Questo non significa, ovviamente, sottacere le contraddizioni e i limiti strutturali dei governi di Lula e Roussef, e tanto meno i gravi errori nell’amministrazione e i fenomeni di malcostume di cui sono resi responsabili (ben diversa, ovviamente, la natura e la sostanza politica e anche ideologica della Rivoluzione Bolivariana guidata da Chavez…) e che hanno contribuito a indebolirli e a fargli perdere il favore di larghi settori popolari che pure avevano riposto in loro grandi speranze di cambiamento.
Nondimeno e al netto di tutto ciò, quanto sta avvenendo è comunque una vittoria per la borghesia brasiliana e per gli USA e una sconfitta per le classi popolari brasiliane.
Se anche il Venezuela non riuscirà a reggere l’urto dell’offensiva della destra liberista e filo americana, il processo politico avviato dalla Rivoluzione bolivariana e da Chavez, che ha dato una spinta fondamentale a tutta la Sinistra latinoamericana (Morales, Correa, Mujica, Bachelet, ecc.) al di là delle rispettive diversità, rischia di naufragare. E questo sarebbe un colpo tremendo per un continente che fino ad una ventina di anni fa era schiacciato sotto il tallone di dittature militari che definire sanguinarie è un eufemismo, al servizio di Washington, delle multinazionali nord-americane e delle borghesie golpiste locali.

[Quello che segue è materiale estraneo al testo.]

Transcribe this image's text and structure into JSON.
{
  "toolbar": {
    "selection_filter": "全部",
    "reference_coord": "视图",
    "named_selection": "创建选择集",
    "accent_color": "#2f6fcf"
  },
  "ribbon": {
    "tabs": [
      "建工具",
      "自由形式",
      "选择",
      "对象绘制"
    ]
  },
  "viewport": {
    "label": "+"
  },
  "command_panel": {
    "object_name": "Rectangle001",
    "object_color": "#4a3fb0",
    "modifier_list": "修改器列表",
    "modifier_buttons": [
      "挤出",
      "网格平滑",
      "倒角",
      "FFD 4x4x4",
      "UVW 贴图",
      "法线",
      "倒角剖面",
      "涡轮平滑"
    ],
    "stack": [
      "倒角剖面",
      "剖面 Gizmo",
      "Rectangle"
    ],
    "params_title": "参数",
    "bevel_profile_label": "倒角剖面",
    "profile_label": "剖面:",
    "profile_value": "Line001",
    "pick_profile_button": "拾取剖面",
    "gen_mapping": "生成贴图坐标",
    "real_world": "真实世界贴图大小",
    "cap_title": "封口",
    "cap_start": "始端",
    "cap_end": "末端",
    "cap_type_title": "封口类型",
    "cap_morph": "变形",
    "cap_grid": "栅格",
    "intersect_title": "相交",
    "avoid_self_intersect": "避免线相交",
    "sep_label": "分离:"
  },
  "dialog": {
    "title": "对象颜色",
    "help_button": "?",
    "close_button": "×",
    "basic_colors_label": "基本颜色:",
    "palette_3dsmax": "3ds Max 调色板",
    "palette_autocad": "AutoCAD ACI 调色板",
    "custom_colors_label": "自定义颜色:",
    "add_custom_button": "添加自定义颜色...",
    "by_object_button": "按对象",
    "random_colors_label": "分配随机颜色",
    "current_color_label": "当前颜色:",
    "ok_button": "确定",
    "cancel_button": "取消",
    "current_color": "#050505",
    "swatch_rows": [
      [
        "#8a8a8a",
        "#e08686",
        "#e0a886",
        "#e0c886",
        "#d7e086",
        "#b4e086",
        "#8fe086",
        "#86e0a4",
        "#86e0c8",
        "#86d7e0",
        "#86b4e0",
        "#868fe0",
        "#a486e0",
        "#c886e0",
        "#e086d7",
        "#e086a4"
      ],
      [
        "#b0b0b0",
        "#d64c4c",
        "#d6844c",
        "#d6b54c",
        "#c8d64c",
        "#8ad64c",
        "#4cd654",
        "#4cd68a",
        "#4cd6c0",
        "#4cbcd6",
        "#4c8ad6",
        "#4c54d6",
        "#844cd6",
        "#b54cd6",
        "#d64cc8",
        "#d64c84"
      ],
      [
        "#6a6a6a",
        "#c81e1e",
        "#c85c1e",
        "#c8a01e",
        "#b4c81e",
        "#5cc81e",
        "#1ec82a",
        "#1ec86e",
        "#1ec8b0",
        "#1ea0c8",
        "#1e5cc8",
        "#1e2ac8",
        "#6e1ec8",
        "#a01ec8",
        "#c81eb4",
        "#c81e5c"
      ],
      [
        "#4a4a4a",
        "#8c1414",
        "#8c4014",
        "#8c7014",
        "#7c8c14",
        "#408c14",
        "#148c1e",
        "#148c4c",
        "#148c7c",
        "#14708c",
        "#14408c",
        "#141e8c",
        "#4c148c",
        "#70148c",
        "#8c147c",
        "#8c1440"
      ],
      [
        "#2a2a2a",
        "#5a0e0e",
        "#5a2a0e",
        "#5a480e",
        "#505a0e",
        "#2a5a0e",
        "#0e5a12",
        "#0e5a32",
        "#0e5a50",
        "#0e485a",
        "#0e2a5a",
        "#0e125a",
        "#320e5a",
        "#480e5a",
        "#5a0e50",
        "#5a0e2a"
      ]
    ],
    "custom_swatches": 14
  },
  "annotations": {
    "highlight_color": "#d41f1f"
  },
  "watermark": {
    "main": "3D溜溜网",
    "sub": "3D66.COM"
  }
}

Non possono quindi esserci, pur nelle critiche dovute, tentennamenti o perplessità rispetto a quanto sta avvenendo in Brasile. Il più grande e popoloso paese del contenente sta tornando ed è già tornato sotto il pieno controllo degli USA e di una delle borghesie più corrotte e senza un margine sia pur minimo di credibilità. E questa è comunque una sconfitta.